“Ce qui est survenu le mardi 18 août dernier était pratiquement inévitable”. C’est ainsi que l’ancien premier ministre malien Soumeylou Boubèye Maïga voit le fin du régime de l’ancien président Ibrahim Boubacar Keita (IBK). Dans un entretien accordé à un média malien, l’ancien responsable et l’un des hommes les plus respectés au Mali a livré sa lecture de la situation que traverse le pays aujourd’hui. Selon lui, “toutes les réponses qui ont été apportées à la crise depuis le mois de juin étaient à la fois tardives et insuffisantes”. Le pays s’acheminait donc tout droit vers une radicalisation encore plus dangereuse de part et d’autre. “Je pense que le 18 août a permis d’éviter, au moins, ce processus de radicalisation et de confrontation. Maintenant, c’est à nous de saisir l’opportunité créée pour repartir avec des bases garantissant à la fois la légitimité et la crédibilité des institutions”, a t-il affirmé.

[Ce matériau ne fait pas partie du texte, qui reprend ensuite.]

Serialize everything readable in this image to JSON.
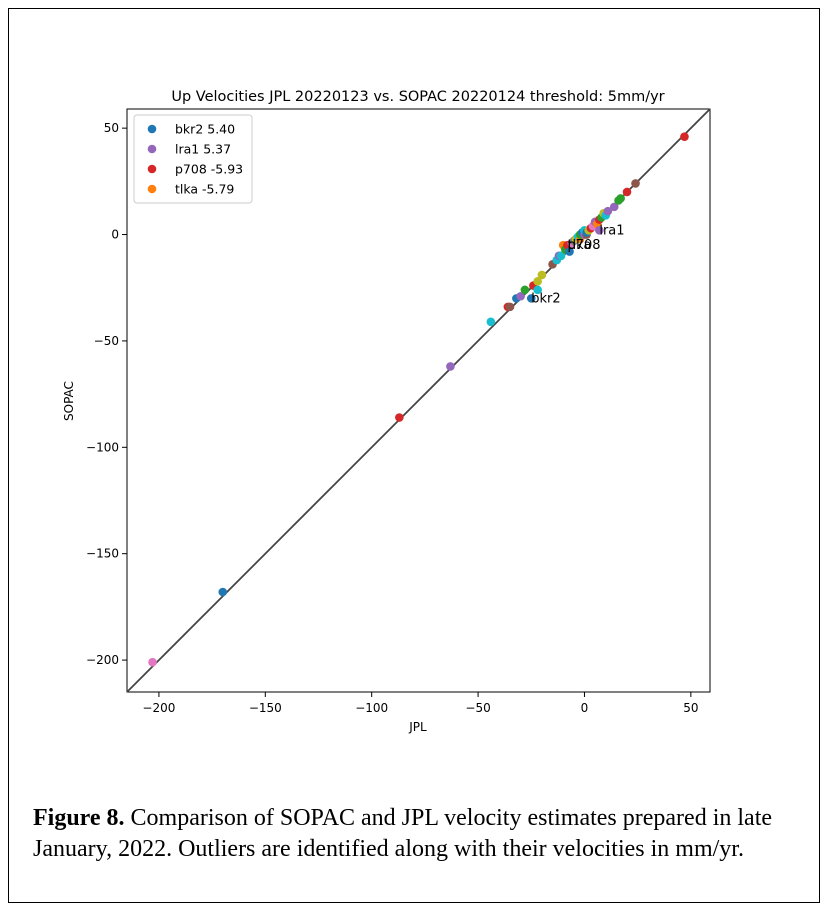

Revenant sur l’action des militaires, l’ancien premier ministre a affirmé que “pour réussir la Transition, nous devons respecter la neutralité des militaires, avoir un esprit de raison et nous concéder des compromis de confiance”. Dans ce sens, il a appelé à accompagner les militaires dans leur effort de faire émerger un consensus et ne pas les soumettre à des tensions inutiles ou d’exiger d’eux des prises de position plus ou moins partisanes.
Comme tous les maliens, Soumeylou Boubèye Maïga insiste sur l’importance de cette période de transition. “En matière de transition politique, il faut être assez humble et se fixer des objectifs limités, mais importants pour le pays”, a-t-il souligné en affirmant que d’habitude dans les transitions, il y a toujours une sorte de tentation messianique. “Dans la situation actuelle, il faut éviter de vouloir embrasser trop de choses. Je crois que les questions fondamentales portent essentiellement sur l’architecture institutionnelle, la feuille de route et la durée de la transition”, a-t-il affirmé.
Pour l’architecture institutionnelle, le responsable politique a assuré qu’il faut effectivement un exécutif dirigé par un président et un Premier ministre civils comme le préconise la Cedeao, mais dans lequel les militaires ont une présence qui reflète le rôle qu’ils ont joué et qu’ils doivent tenir pour garantir une certaine trajectoire. Il préconise également la création d’un Conseil national de transition qui sera l’organe législatif dont la composition doit être inclusive, ayant une compétence législative pour la période de la transition. “Ce Conseil national de transition devrait être composé des représentants des partis, de la société civile, des Forces armées et de sécurité”, a-t-il souligné.
Disposant d’une vision politique claire, Soumeylou Boubèye Maïga a affirmé que certaines actions restent prioritaires pour la prochaine période. Il affirme ainsi que “la transition devrait poursuivre le renforcement des capacités opérationnelles des Forces armées et de sécurité afin qu’elles puissent accomplir, avec encore plus d’efficacité, leurs missions de sécurisation des populations et du territoire, et consolider leur capacité à s’insérer dans les dispositifs régionaux et internationaux de lutte contre le terrorisme”.
Le responsable affirme également que “la transition devra aussi poursuivre avec plus de rapidité la mise en œuvre des dispositions de l’Accord pour la paix et la réconciliation qui ne posent pas problèmes, et mettre concomitamment en place un cadre entre toutes les parties pour la relecture des dispositions controversées”. Cette feuille de route a besoin d’un large soutien international. C’est pourquoi, nous pensons qu’en plus de la Cedeao, de l’UA et des Nations unies, il faut intégrer dans le Comité de suivi des pays voisins, comme la Mauritanie et l’Algérie, avec lesquels nous avons nos plus grandes frontières. Ainsi que des partenaires comme le Tchad et le Maroc qui sont très impliqués dans notre processus de stabilisation, auxquels il faut ajouter la France, les états-Unis, la Chine et la Russie qui sont des membres permanents du Conseil de sécurité, a affirmé l’homme politique dans cet entretien.
Sur la durée, les transitions réussies sur le continent ont généralement duré de 9 à 12 mois. La Cedeao a proposé 1 an. Si nous travaillons sur une base de consensus et de confiance, il n’est pas impensable que nous puissions avoir un glissement de quelques mois en raison de contingences liées notamment à la période des travaux agricoles qui correspond au troisième trimestre de l’année, estime M. Boubèye Maïga. “Ce qui me paraît le plus important, c’est que la réussite de la transition va reposer d’abord sur la capacité à construire un consensus entre les différents acteurs, y compris avec la communauté internationale. Parce qu’en tout état de cause, plus la transition dure, plus notre situation économique et financière va se détériorer”, a t il affirmé en insistant également sur l’importance de l’élaboration d’un plan de relance économique lié aux conséquences de la Covid-19.